I did it once with some hard, lightly waxed maple rails and just some carriage bolts and wingnuts to keep the faces coplanar, then wedges jammed in between the panel and the bolts to clamp their edges. Setting it up was a faff, though. I’ve done it only that once and since have just gotten close enough by spring jointing and clamping with three Besey clamps, then planed my panels afterward. Would be a good thing to use for a very big area like a table, though.
The clamp heads were made by Fulton Woodworking Tools. These are probably 25 years old. Don’t know if they are still around.
Oh, one other thing I forgot. I laminated the inside face of the rails with an HPL (Wilsonart). Keeps the panel from being glued to the clamp, and makes it easy to clean up afterwards so you’re not fighting residue the next time around.
Excellent stuff. Out of curiosity is Lost Art Press planning to print more translations of Roubo’s work in the future?
We hope to. It’s up to the translators.
Ok, ‘spain it like I’m 5… how do clamps #18 & 19 keep panels flat? The battens can slide on the short square ‘rods’. The wedge isn’t going to keep them from spreading apart…
I have never used these implements, so the following is just my thinking based on where it says in the text that “[w]hen you wish to make use of straighteners to clamp a panel, you begin by placing [the parts] between the two twins, resting the panel on the lower inserted shaft. You then press the twins together [my emphasis] to hold the panel flat. You then insert the shaft through the mortises above and closest to the panel, and with a mallet drive in a wooden wedge between the panel and the shaft.”
I think that they key here is in the pressing the “twins” together during set-up, so that the panels are kept flat while everything is loose; as soon as you drive in the wedges, the square shafts will be pressed out against the walls of the mortises. I would expect that the friction thus created between the shafts (a full 1-1/2″ square in section) and the mortise walls (a full 2″ deep) should be more than enough to keep things straight and locked in place as long as you don’t knock things about excessively. Wedges are mighty powerful machines …
Yes, “You press the twins together”. (I read the post) There’s nothing to keep them there, they will spread apart.
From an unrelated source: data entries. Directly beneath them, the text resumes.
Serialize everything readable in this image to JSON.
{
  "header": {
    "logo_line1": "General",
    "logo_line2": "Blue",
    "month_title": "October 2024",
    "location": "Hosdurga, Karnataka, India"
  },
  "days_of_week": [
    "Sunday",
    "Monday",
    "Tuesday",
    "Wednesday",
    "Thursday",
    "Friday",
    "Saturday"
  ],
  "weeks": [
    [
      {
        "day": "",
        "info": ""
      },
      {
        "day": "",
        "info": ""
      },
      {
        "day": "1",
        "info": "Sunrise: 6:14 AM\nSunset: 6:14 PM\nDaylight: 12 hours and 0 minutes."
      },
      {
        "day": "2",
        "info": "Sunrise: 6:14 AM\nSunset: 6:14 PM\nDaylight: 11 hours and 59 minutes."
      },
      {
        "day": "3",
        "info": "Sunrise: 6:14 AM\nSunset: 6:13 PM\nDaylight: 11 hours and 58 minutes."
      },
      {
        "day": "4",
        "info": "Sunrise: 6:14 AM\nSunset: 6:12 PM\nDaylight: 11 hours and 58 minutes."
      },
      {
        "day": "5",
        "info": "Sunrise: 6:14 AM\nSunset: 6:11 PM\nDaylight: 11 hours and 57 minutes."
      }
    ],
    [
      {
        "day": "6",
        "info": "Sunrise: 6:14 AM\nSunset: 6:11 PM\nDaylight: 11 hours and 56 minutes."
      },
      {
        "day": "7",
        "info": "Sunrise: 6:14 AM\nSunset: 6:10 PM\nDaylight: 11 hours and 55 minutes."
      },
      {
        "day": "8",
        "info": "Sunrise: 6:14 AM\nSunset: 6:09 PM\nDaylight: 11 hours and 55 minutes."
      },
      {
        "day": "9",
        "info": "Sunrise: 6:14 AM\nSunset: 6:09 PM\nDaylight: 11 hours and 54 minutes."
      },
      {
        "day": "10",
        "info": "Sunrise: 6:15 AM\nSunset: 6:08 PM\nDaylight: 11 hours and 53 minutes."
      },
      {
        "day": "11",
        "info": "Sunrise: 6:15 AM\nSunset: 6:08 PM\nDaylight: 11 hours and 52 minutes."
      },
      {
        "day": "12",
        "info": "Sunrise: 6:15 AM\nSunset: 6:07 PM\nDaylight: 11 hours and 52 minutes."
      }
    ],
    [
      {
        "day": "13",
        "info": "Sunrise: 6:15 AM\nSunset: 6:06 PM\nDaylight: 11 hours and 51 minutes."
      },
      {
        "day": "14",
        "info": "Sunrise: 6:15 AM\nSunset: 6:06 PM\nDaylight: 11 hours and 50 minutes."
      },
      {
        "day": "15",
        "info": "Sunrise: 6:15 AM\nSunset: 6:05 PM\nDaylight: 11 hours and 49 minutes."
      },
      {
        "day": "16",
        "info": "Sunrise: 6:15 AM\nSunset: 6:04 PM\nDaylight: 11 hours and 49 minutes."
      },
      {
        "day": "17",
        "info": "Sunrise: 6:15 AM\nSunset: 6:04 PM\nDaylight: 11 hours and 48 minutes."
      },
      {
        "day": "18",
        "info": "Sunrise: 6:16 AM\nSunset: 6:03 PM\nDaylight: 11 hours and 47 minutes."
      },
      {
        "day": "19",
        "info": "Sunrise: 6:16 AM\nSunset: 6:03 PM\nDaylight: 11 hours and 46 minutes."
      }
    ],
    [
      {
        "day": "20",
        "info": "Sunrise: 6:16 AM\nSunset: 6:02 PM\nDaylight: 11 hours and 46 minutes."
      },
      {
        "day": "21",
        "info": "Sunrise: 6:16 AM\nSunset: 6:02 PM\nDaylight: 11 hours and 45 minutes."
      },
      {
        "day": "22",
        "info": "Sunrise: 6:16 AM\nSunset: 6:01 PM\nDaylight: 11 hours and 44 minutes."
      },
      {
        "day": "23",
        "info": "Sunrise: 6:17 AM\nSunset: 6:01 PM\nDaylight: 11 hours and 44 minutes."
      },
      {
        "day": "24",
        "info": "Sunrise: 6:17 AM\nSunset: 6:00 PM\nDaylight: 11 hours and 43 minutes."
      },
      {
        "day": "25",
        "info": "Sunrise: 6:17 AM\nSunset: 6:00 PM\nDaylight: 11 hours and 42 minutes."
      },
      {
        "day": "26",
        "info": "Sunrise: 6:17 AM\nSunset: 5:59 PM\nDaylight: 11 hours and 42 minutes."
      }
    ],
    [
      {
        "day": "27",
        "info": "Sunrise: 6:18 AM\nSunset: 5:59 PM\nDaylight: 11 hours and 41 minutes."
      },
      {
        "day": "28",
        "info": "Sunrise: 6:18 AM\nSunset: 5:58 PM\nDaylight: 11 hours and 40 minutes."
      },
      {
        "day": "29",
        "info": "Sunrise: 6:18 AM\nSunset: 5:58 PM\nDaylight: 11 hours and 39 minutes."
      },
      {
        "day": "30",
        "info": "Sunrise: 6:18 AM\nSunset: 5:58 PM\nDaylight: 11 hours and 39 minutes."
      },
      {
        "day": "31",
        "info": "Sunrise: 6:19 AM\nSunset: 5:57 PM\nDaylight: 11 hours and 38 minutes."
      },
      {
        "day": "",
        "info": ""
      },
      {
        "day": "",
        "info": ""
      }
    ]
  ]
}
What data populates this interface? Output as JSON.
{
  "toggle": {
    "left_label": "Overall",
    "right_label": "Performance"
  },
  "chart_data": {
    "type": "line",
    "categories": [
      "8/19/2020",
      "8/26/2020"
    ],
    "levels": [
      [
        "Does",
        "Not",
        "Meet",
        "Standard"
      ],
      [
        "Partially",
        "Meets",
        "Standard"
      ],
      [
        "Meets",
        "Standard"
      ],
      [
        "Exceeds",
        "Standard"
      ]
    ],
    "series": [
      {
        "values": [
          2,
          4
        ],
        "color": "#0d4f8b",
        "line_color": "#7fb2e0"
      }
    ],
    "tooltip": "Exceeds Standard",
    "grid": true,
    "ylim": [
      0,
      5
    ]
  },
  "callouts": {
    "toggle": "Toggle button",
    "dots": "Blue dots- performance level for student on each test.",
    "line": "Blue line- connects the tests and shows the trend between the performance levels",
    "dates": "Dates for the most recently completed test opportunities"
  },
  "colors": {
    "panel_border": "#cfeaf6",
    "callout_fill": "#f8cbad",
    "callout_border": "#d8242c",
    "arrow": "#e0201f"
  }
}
But there is. Friction (or tension, if you want to call it that) when the wedge presses the shafts against their mortise walls. Not enough to hold them against any strong spreading force, I expect, but once the wedge is in and all is still and stable, what significant spreading force would there be anyway? Some while driving home the wedge, I dare say, but that’s counteracted by the pressing before and while wedging; afterwards, the friction should be more than enough to prevent any spread from just slipping and sliding.
But we’re arguing from theory, which’ll only take us so far. If you don’t think the friction would be enough, you don’t, so fair enough.
The one way to really find out would be to make a set. I might one day, or I mightn’t. More likely the latter, I’m afraid, or at least not soon enough to be relevant here.
The set I made don’t work- no theory. That’s why my original post, which in hindsight I should have said… I had to use clamps to keep them tight. There isn’t near as much friction as needed, especially after some glue gets in things- which acts like a lubricant.
That is of course entirely different: if you argue from experience, and I from theory, I will without further ado concede the issue to you! Good to know, and thank you for clarifying the point.
Any thoughts about using the tongue and grove for edge gluing panels?